Por Gaspar Pomares
(Publicado originalmente en la revista La Columnata, 21 de marzo de 2013)
Entre el 4 y el 9 de marzo tuvo lugar en la ciudad de Murcia la cuarta edición del IBAFF (Festival Internacional de Cine de Murcia), un joven certamen que en poco menos de cuatro años se ha sabido posicionar, aunque parezca que todavía no tenga la repercusión mediática que se merece, como una de las citas imprescindibles del calendario cinéfilo español. Siempre se ha solido considerar que un buen termómetro a la hora de valorar el nivel de un determinado festival de cine se encuentra en la calidad y el interés de sus actividades y secciones paralelas. Desde este punto de vista, el IBAFF, sin duda alguna, se nos presenta como un festival muy rico en sus propuestas, tan interesantes como cinéfilas, e incluso alguna de ellas llega a alcanzar la categoría y el calibre de hecho irrepetible. Centrándonos únicamente en esta cuarta edición, sirva como muestra los siguientes ejemplos: la exposición de Bill Viola Three Women, un taller de diez días impartido, nada más y nada menos que por Abbas Kiarostami, o una mesa redonda que reunió a tres de los más interesantes e imprescindibles directores de la actualidad: de nuevo, Abbas Kiarostami, Víctor Erice y Jaime Rosales, moderados, por si no fuera suficiente, por el profesor y crítico de cine Àngel Quintana.
Junto a estas y otras tantas actividades, uno de los actos más relevantes (aunque desgraciadamente no uno de los de mayor repercusión) tuvo lugar dentro de la sección informativa Selección IBAFF, con la ‘premier’ en España del filme palestino dirigido por Ahmad Natche Dos metros de esta tierra (Metran Men Hada Al-Turab), una película estrenada mundialmente el pasado 2012 dentro del marco del FID Marseille, uno de los mejores festivales de documentales del mundo, en donde se alzó con una Mención Especial por parte del jurado. Desde esa fecha, poco a poco, este filme ha ido ganando la repercusión que se merece y que merece el hecho que nos muestra y que nos relata, aunque todavía quede mucho camino por recorrer y otra tanta justicia cinéfila y política por vindicar.

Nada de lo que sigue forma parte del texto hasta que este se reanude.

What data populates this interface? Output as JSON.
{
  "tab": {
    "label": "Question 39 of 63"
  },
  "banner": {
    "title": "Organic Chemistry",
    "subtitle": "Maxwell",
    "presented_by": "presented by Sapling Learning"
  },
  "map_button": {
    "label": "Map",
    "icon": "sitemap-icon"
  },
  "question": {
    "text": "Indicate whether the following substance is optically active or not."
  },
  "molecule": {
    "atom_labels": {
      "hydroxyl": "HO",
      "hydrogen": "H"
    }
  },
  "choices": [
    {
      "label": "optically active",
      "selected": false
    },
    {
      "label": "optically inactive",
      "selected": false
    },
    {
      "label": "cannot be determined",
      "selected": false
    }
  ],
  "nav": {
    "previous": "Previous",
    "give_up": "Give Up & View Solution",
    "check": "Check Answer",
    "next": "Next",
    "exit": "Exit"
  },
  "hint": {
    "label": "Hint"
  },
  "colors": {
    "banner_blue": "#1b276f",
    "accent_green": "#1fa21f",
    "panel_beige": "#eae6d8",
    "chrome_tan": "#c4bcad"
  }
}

Para acercarnos y entender mejor la propuesta de Ahmad Natche, sin duda un excelente punto de partida es comprender qué se encierra detrás de su atrayente título: Dos metros de esta tierra. Esta frase tan sencilla pero tan potente es a la vez un extracto de un poema de una de las voces y de uno de los poetas más importantes del pueblo y de la nación palestina, Mahmud Darwich: “Dos metros de esta tierra son suficientes, / un metro setenta y cinco para mí / y el resto para el caos brillante de flores multicolores / que despacio habrán de sorberme…”. Esta elección no es arbitraria, ni mucho menos estéticamente vacía; es un compromiso y una posición porque, por encima de todo, Dos metros de esta tierra es una película tan delicadamente cinematográfica como políticamente necesaria. Su director, el hispano-palestino Ahmad Natche, se cuela en los preparativos y prolegómenos de un festival de música en Cisjordania, en la ciudad de Ramallah. Y el uso del verbo ‘colarse’ no es ni arbitrario ni azaroso, porque precisamente nos ayuda a comprender el alcance y la apuesta cinematográfica de este filme. Desde los primeros momentos de la película asistimos al acto de observar la vida cotidiana en Palestina, con una puesta en escena delicadamente depurada que lleva a su director a dejar prácticamente inmóvil su cámara para que, desde la distancia, los protagonistas de ese prolegómeno (artistas, técnicos y periodistas) nos muestren con sencillez el sentir y, por encima de todo, la vida de un pueblo, el palestino. Desde la ignorancia y la contaminación de la mirada occidental, se asocia a Palestina y a su pueblo con una miseria y una violencia latente, que es cierto que existe, y negarla sería un acto mezquino y repugnante, pero igual de innegable y necesario es conocer y reconocer la digna y rica cotidianidad de este pueblo, que a pesar de la represión que viene sufriendo desde hace décadas, no se resigna a perder. Desde este prisma, el filme de Ahmad Natche nos abre las puertas, con una formidable sensación de naturalidad, al sentir de un pueblo que también se manifiesta en su diaria cotidianidad y en su cercana manifestación cultural, haciendo de este acto un altavoz para el pueblo palestino y, de este filme, un compromiso político poseedor de un discurso mucho más contundente y necesario de lo que en apariencia nos pueda resultar.
Una joya sincera, estremecedoramente humana y cinematográficamente genial que esperemos que, poco a poco, vaya ganando mayor presencia y protagonismo, para que pronto sean más y más los lectores que puedan poner imagen a esta columna.